The autopsy showed nothing other than coronary distress and myocardial infarction. Unusual in one so young but then everyone knew that she had been under enormous stress and pressure. Cal knew that she also had an atrial septal defect and just 20mg of air forced into an artery would be fatal and untraceable.  His obvious distress at losing a wife so young, so lovely engendered sympathy and affection rather than suspicion and criticism. He'd got away with it.

Her 'distraught' husband of course, could no longer live in their house and had made arrangements to move to Sydney.  The house and surgery were closed as Morcombe prepared to move to the city. Furniture had been forwarded to a new address. He merely had an overnight bag and a full tank of fuel.  Keys in the ignition, he started the car, checked his wing and rear view mirrors and left Nimmitibell and stone cold Louise behind him forever.

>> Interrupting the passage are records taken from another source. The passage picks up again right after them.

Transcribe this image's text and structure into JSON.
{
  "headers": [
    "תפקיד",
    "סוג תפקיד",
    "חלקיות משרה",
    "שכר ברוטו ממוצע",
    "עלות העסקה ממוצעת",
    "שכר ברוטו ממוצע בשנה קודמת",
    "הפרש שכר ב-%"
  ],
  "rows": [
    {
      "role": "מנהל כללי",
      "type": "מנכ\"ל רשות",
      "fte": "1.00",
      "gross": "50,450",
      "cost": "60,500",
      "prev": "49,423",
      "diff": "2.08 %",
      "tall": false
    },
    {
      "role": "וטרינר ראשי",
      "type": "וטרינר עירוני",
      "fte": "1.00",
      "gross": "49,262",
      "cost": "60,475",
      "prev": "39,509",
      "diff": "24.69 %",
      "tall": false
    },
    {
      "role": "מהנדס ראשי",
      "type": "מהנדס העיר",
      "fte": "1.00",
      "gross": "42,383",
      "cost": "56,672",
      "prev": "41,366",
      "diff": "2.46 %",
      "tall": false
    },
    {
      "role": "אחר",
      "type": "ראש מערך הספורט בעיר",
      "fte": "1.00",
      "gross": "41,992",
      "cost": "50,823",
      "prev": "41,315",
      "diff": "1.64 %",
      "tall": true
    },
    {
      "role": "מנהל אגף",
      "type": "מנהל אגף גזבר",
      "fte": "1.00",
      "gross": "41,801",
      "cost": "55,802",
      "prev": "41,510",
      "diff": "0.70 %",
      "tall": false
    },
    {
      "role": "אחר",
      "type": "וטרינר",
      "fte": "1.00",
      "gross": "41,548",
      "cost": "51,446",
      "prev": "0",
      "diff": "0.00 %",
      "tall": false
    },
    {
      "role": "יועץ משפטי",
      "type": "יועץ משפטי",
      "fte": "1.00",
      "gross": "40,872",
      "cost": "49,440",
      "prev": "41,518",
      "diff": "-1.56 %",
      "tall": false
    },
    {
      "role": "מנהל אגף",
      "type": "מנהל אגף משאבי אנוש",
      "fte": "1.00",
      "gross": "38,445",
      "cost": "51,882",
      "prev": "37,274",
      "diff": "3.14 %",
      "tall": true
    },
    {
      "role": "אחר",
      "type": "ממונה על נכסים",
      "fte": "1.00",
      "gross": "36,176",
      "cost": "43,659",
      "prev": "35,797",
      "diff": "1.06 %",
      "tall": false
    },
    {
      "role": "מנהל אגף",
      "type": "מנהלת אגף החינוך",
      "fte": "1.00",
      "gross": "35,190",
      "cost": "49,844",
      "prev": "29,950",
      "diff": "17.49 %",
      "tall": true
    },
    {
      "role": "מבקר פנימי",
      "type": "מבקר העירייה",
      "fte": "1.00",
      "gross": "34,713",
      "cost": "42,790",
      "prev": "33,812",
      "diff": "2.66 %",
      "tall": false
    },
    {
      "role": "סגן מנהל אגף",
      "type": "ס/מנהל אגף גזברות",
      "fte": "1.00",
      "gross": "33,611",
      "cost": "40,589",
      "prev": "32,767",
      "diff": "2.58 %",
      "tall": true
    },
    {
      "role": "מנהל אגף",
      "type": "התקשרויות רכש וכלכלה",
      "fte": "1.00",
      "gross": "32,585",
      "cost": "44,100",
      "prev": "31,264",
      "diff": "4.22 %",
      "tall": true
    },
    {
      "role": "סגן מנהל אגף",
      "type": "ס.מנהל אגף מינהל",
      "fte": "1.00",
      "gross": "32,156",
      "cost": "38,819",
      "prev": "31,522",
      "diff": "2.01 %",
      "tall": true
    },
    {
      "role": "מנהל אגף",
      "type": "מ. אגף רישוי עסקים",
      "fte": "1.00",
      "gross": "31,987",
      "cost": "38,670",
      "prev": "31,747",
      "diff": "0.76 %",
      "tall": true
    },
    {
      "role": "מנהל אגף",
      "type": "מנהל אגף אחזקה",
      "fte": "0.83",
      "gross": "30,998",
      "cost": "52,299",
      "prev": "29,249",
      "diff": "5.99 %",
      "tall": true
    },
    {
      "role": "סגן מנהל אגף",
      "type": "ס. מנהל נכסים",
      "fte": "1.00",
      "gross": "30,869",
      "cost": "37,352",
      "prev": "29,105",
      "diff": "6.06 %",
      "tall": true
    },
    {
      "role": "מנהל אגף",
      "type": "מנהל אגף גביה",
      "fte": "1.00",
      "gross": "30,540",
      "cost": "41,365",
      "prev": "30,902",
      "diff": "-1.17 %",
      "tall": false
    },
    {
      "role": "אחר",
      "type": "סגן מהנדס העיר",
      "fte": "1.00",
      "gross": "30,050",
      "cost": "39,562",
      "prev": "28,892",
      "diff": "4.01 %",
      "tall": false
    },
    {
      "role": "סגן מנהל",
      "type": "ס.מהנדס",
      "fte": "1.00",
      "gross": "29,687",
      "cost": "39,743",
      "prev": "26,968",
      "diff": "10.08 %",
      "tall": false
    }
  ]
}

It was that very turn, next to that very lay-away, where they'd done the deed and where she'd met her fate. He checked his rear view mirror, more on reflex, or perhaps the draught felt at the back of his neck. His face palled and the world went by so slowly and yet so fast. It was her, smiling in the back of the car, her face translucent, her eyes dead, her once pouty mouth smiling as he slammed on the breaks - too late.

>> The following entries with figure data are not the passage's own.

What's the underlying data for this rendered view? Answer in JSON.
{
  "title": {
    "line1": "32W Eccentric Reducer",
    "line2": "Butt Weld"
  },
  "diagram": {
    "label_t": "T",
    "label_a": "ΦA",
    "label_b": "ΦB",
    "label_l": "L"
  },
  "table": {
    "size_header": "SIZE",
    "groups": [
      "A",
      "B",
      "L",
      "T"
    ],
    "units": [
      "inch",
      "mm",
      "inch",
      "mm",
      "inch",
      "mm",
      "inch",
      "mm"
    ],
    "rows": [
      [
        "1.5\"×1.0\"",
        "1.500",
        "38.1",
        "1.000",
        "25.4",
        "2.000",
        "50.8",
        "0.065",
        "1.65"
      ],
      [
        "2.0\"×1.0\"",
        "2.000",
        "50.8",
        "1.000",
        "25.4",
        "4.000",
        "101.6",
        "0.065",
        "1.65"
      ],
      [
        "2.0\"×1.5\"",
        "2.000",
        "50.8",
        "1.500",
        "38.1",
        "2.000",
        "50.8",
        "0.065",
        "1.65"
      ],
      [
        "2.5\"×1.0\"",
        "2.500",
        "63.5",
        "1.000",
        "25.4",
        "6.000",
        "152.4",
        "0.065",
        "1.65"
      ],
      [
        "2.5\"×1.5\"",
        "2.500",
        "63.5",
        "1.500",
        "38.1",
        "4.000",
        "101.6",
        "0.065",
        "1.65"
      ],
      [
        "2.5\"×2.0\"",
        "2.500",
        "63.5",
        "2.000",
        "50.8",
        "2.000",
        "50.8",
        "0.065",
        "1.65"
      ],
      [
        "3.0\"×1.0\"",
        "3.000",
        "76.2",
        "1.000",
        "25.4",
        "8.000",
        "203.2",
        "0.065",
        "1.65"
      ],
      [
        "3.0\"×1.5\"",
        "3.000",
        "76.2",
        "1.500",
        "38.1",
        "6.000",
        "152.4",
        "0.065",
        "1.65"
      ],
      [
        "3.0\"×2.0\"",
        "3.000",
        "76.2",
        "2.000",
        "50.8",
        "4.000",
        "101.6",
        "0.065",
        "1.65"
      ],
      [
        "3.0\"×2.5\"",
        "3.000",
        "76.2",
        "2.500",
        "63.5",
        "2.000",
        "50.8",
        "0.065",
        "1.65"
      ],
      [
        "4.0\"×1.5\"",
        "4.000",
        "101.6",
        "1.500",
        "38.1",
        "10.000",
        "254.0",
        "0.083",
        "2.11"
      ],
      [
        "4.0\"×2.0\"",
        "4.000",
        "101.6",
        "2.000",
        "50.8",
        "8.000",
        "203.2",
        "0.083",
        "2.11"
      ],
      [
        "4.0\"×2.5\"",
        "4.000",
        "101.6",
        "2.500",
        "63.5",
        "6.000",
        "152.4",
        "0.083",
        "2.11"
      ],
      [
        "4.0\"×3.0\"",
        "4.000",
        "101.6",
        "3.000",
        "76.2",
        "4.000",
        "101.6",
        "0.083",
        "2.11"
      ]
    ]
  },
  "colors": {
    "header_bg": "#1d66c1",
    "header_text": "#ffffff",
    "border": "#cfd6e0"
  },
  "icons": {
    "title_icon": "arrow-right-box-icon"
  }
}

"Nice car! Barely damaged apart from a bit of a scrape on the bumper."

The first Officer on the scene scanned the surface of the vehicle, "Ah, broken windscreen too." It was moments later that the limp and lifeless body of Dr Calvin Morcombe was found hurled 20 feet from the front seat. Bloodied, broken and contorted, it was not a pretty sight. But it was the expression on the corpse's face that brought an expression of terror to a young Jindabyne policeman's visage.

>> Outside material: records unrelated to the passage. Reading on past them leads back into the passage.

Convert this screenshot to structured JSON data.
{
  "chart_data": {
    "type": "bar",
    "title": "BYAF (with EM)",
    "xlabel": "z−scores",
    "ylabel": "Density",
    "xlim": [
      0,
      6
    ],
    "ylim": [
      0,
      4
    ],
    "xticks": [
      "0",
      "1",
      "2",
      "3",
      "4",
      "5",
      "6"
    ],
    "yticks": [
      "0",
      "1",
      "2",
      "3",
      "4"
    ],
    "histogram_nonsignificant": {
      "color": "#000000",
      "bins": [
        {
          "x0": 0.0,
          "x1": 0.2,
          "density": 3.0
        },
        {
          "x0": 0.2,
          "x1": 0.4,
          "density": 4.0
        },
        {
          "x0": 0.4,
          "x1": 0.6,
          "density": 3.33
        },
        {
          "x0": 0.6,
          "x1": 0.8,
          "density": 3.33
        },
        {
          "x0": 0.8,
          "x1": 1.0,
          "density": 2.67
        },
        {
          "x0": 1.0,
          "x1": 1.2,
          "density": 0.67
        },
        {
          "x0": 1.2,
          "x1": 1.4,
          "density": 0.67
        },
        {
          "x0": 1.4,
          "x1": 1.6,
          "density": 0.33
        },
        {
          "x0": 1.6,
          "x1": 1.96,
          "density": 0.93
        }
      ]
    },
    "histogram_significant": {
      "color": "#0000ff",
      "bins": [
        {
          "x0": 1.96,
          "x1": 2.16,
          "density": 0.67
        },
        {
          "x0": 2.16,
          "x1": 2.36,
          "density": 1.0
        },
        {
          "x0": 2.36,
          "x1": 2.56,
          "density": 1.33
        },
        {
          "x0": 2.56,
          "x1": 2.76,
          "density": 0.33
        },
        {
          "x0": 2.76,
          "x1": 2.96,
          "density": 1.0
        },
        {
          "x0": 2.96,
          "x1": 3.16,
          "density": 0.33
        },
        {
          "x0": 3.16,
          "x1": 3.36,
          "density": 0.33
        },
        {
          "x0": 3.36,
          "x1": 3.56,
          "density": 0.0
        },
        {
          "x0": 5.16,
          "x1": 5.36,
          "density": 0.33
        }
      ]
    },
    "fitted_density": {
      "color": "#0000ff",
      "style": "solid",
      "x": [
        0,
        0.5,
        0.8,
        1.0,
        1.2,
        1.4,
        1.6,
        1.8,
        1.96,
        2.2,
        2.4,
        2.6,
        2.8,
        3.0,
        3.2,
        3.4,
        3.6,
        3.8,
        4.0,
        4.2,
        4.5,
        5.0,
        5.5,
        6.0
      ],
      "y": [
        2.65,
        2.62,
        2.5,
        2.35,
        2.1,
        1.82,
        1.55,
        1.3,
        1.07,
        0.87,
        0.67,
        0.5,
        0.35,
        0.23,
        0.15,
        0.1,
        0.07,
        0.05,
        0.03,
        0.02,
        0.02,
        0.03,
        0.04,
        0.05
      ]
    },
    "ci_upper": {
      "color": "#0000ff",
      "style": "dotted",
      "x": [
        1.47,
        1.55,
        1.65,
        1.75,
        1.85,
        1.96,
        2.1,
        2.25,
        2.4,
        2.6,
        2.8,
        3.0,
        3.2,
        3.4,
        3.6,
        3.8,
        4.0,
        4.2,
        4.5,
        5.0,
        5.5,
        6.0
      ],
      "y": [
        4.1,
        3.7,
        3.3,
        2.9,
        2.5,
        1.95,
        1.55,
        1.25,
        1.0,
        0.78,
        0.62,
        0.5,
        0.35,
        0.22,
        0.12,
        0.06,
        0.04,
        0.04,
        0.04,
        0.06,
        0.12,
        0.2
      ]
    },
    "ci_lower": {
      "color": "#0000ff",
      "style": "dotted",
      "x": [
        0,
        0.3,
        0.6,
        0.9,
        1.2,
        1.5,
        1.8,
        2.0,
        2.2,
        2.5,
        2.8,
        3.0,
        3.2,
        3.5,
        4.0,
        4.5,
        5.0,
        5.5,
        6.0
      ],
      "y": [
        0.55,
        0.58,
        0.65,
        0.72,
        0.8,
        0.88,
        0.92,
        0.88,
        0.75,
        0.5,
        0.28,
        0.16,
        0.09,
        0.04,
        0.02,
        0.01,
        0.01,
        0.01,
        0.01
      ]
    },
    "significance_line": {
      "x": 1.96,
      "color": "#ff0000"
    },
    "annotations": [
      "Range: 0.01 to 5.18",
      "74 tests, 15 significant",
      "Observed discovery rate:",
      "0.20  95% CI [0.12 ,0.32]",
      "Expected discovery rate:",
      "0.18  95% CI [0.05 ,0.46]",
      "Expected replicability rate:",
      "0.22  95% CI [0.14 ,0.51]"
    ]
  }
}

"Bloody Hell, looks like he saw a ghost!"

Somewhere  in Sydney, an unknown blonde dressed in an imported Chanel suit presents an insurance policy to a bespeckled clerk.

"He nominated me as his next of kin,"

A black gloved hand takes a large cheque from a clerk's fat fingers. Red lips smile seductively.

"Thank you . . . "

"Jeremy, Jeremy Nathan . . ." The clerk can barely make eye contact for fear of getting a hard-on.

"Thank you Jeremy." The blonde sashays from the bank, kisses the cheque and places it in her purse.


  1. Hah!

    Stylistically, any signs of Winton are gone and this is pure you (not that this is a bad thing). I think you underestimated the appeal of this, but it's genuinely intriguing and could've unfolded in a myriad of ways. Pity you gave up.

    Typo: "... slammed on the brakes - too late."

  2. I liked it, but not sure I understand the ending. Would have loved to read more.

  3. This is going so many ways. Would have loved to know which path you were up to.

  4. It was all sounding so lovely then got so very sad! I gasped and got all tense with the needle. Well written, I liked it.